Réparer.
Autant l’enjeu climatique a gagné en visibilité médiatique ces dernières années, autant la biodiversité peine à se faire une place au registre des questions majeures.
Sans méconnaître les liens profonds entre les deux sujets, je veux dire ici, qu’au regard de la faiblesse des mobilisations qui se réclament de sa préservation, la biodiversité est une idée neuve en Europe. Si je paraphrase le célèbre discours de Saint-Just du 3 mars 1794, c’est pour mieux souligner le caractère authentiquement révolutionnaire de la prise en compte des enjeux de la biodiversité.
Nous autres écologistes, formulons le vœu que l’impératif de préservation de la biodiversité gagne en cardinalité, devenant ainsi le pivot d’un changement de paradigme politique qui reposerait sur la prise de conscience de l’interconnexion du vivant.

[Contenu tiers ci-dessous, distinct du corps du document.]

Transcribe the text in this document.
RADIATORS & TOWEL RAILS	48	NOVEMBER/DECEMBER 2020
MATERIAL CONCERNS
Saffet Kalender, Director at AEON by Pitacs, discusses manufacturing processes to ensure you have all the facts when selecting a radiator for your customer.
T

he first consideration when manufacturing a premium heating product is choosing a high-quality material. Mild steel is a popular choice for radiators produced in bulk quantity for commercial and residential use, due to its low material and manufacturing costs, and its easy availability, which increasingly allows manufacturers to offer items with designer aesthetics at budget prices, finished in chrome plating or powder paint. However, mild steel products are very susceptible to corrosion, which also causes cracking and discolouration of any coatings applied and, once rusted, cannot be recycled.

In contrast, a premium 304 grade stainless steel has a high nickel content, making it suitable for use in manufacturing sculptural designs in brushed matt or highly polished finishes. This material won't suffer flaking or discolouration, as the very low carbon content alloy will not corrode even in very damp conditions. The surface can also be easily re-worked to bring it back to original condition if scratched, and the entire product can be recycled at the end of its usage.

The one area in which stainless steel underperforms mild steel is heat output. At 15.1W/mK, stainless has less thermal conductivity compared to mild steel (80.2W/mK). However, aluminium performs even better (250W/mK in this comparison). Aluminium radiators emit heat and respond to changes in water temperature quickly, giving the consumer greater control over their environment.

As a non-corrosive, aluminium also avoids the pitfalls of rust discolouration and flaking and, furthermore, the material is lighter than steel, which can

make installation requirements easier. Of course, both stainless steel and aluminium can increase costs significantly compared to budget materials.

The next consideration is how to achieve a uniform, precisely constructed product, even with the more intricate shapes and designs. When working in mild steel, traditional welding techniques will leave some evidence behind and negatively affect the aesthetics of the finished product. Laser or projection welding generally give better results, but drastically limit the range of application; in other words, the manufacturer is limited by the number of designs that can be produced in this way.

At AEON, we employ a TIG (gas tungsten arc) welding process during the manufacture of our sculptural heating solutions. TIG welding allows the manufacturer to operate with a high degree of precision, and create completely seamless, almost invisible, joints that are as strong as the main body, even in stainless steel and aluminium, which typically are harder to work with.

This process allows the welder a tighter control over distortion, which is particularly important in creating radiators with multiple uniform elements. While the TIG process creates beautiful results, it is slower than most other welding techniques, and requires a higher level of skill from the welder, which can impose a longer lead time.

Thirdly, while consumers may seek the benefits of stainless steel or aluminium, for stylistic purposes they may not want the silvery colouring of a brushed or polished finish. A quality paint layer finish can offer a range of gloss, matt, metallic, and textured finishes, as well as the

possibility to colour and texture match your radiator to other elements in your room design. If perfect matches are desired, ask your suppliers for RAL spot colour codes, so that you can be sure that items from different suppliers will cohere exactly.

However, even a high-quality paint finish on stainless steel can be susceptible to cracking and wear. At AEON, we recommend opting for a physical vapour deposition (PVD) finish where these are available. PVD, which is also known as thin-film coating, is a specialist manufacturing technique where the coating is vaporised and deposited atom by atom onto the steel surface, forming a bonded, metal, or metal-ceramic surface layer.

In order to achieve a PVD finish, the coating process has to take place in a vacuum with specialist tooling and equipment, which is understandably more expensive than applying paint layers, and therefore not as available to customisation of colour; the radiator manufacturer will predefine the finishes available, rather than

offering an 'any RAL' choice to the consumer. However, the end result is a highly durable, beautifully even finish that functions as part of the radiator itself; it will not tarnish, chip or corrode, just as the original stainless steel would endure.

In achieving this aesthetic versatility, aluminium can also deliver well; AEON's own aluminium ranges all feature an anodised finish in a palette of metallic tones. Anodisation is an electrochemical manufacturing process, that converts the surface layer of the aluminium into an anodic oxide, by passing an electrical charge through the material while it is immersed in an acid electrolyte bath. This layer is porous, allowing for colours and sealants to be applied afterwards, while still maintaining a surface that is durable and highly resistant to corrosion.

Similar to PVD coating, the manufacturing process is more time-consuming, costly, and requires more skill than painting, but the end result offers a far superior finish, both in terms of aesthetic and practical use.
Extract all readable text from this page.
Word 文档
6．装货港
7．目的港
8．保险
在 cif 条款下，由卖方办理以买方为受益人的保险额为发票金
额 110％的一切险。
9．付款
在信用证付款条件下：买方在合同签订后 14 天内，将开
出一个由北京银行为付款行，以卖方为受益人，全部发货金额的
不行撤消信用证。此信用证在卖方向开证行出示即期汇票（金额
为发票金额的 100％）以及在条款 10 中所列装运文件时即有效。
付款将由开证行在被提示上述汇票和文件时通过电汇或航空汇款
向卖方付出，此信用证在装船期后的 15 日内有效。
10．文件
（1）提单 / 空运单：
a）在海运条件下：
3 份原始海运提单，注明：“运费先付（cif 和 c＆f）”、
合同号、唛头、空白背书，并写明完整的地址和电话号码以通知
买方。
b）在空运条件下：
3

L’effondrement en cours de la diversité a déjà, et aura demain davantage encore, des conséquences lourdes, et pour certaines, irrémédiables, sur la planète comme sur nos existences. Pourtant, comme le soulignait récemment encore le journaliste du Monde, Stéphane Foucart, des voix s’élèvent, porteuses d’une forme de déni sur la réalité et les risques des atteintes portées à la biodiversité.
Je crois à la pluralité des opinions. J’aime le débat et ne dédaigne pas parfois qu’une dose de polémique vienne troubler le consensus ronronnant. Mais pas aux dépends de la lucidité. Lorsque l’état de la science permet de comprendre la catastrophe, il est bon de sortir du régime de l’opinion pour se plonger dans l’examen des faits et des phénomènes en cours. Moult études documentent avec rigueur et précision, depuis longtemps, l’érosion de la biodiversité, et permettent de saisir les menaces qui pèsent par exemple sur l’entomofaune. Nier le danger, c’est s’empêcher de le combattre. Et éviter que les politiques publiques ne bifurquent vers l’objectif de préservation de la biodiversité. C’est prolonger l’illusion selon laquelle on peut sans conséquences persister dans la voie actuellement suivie. C’est s’empêcher également de se poser une question simple et brûlante : à quelles conditions une écologie de la réparation est-elle encore possible ?
Par écologie de la réparation, je n’entends pas la possibilité de réparer les objets du quotidien que la société de surconsommation fabrique et vend à tour de bras. Ce sujet est essentiel, et je ferraille au sein du Parlement pour que soient enfin prises les mesures qui permettent de contraindre les fabricants à commercialiser des objets réparables pour lutter contre le gaspillage. Mais cette bataille n’est que l’un des volets du basculement philosophique et politique que nous devons promouvoir.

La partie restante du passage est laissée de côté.